The second rule is not legal advice. It is an engineering safeguard that can be performed and verified.
Human Confirmation
Human confirmation is needed where an agent should not make the decision:
- changing the PII policy;
- changing grain;
- breaking contract change;
- new risk methodology;
- new interpretation of consents;
- changing freshness/SLA.
If a change looks small but falls into this list, it cannot be skipped as "just SQL."
Qwen Query
Read the specs and marts.
Find places where the banking context should be expressed as a verifiable
rule: PII, consents, risk, reporting lineage, approval gates.
Don't modify files.
Minimum Output
Write constraints as technical rules:
PII: marts do not contain direct PII fields.
Consents: active and revoked consents are counted separately.
Risk: risk operations are not aggregated without an operation-level mart.
Reporting: each reporting metric has lineage to the source model.
Confirmation: grain/SLA/contract fields do not change without human confirmation.
These rules can be transferred to AGENTS.md, a review checklist, or a reviewer's skill.
Breakdown for the Reader
The Russian banking context in this book is not a legal section. Its task is to show how external constraints become engineering rules. An agent cannot "comply with the law" in general terms. It can refrain from adding PII to a mart, require confirmation when grain changes, preserve lineage, and not redefine risk methodology without a specification. The more specific the rule, the better it works in SDD.
It is important not to copy regulatory texts into specifications as decoration. A long quote from the law rarely helps an agent make the right decision. It is better to record a link to the source and formulate an executable project rule alongside it. For example: direct identifiers are prohibited in marts; consent is considered active only by the described rule; a reporting metric has lineage to the source; changing an SLA requires human confirmation.
Human confirmation does not mean giving up automation. On the contrary, it
shows where automation should stop. An agent can find a problem, suggest a change, and list the consequences. But the decision about a new risk methodology, changing the PII policy, or a breaking contract change remains with a human.
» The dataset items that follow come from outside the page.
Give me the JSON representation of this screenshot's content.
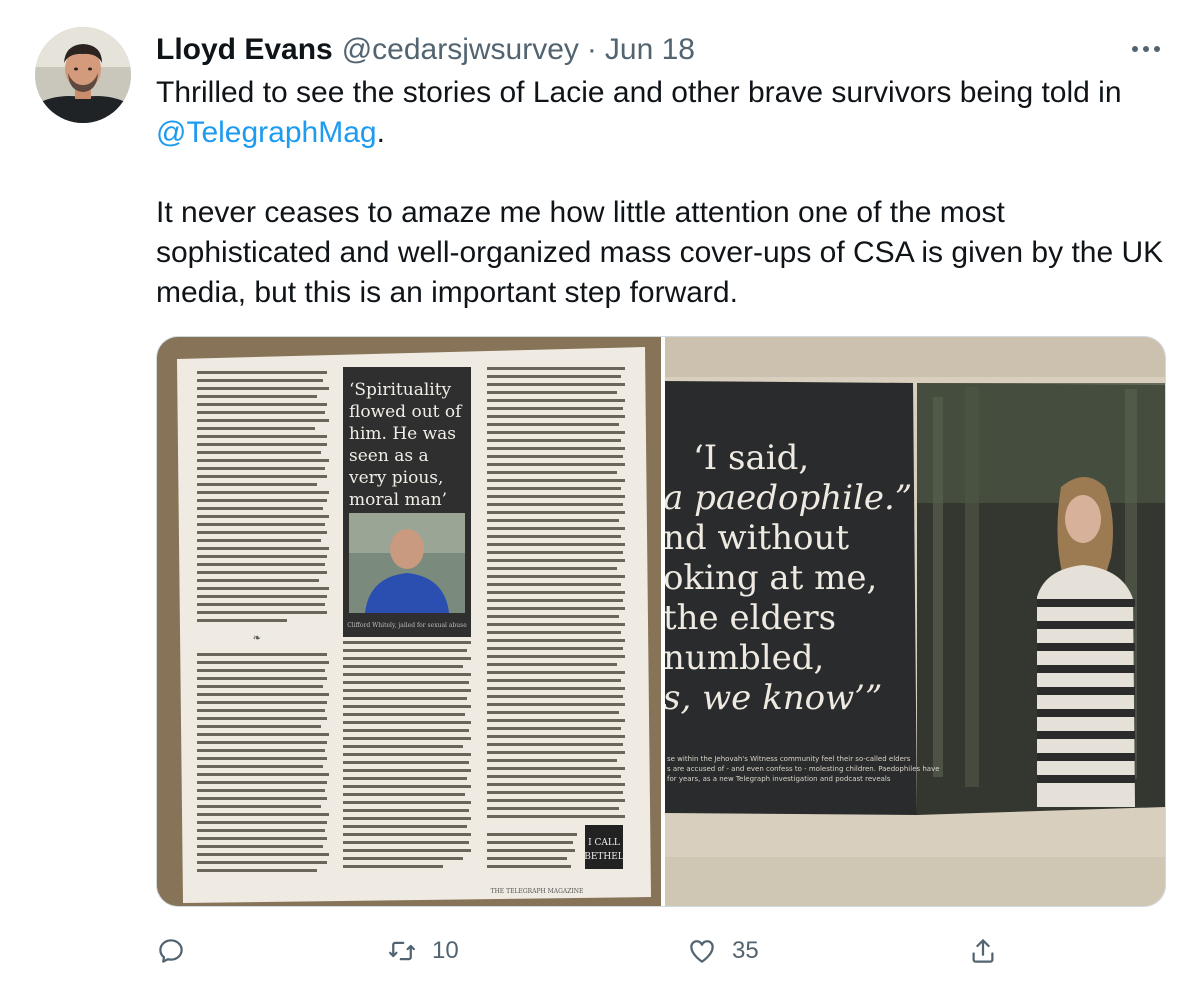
{
  "tweet": {
    "author_name": "Lloyd Evans",
    "handle": "@cedarsjwsurvey",
    "separator": "·",
    "date": "Jun 18",
    "text_line1": "Thrilled to see the stories of Lacie and other brave survivors being told in",
    "mention": "@TelegraphMag",
    "mention_suffix": ".",
    "text_para2": "It never ceases to amaze me how little attention one of the most sophisticated and well-organized mass cover-ups of CSA is given by the UK media, but this is an important step forward."
  },
  "media": {
    "left_quote": [
      "‘Spirituality",
      "flowed out of",
      "him. He was",
      "seen as a",
      "very pious,",
      "moral man’"
    ],
    "left_caption": "Clifford Whitely, jailed for sexual abuse",
    "left_footer": "THE TELEGRAPH MAGAZINE",
    "left_badge": [
      "I CALL",
      "BETHEL"
    ],
    "right_quote": [
      "‘I said,",
      "a paedophile.”",
      "nd without",
      "oking at me,",
      "the elders",
      "numbled,",
      "s, we know’”"
    ],
    "right_caption": [
      "se within the Jehovah's Witness community feel their so-called elders",
      "s are accused of - and even confess to - molesting children. Paedophiles have",
      "for years, as a new Telegraph investigation and podcast reveals"
    ]
  },
  "actions": {
    "reply_icon": "reply-icon",
    "retweet_icon": "retweet-icon",
    "retweet_count": "10",
    "like_icon": "heart-icon",
    "like_count": "35",
    "share_icon": "share-icon"
  },
  "colors": {
    "text": "#0f1419",
    "secondary": "#536471",
    "link": "#1d9bf0",
    "border": "#cfd9de"
  }
}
This is a boundary of responsibility, not a technical limitation.
For the reader, this chapter should become a habit of translation. Any big word from the domain — personal data, consent, reporting, risk, audit — needs to be translated into a verifiable engineering rule. If the translation doesn't work out, the rule isn't ready for the agent yet. Then it should be left as an open question, not hidden behind an authoritative formulation.
Practice
Take one legal or regulatory word from your domain and translate it into an engineering constraint: a list of prohibited fields, mandatory review, a lineage fact, or an approval gate.
Typical Mistake
Inserting long quotes from laws into specifications. An agent needs not a legal treatise but verifiable engineering rules. References to laws and regulatory documents are better kept as sources and constraints, not as executable instructions.
Review Questions
- Why is "comply with Federal Law 152-FZ" not a sufficient SDD rule?
- What fields are prohibited in marts?
- How do consents affect the data product?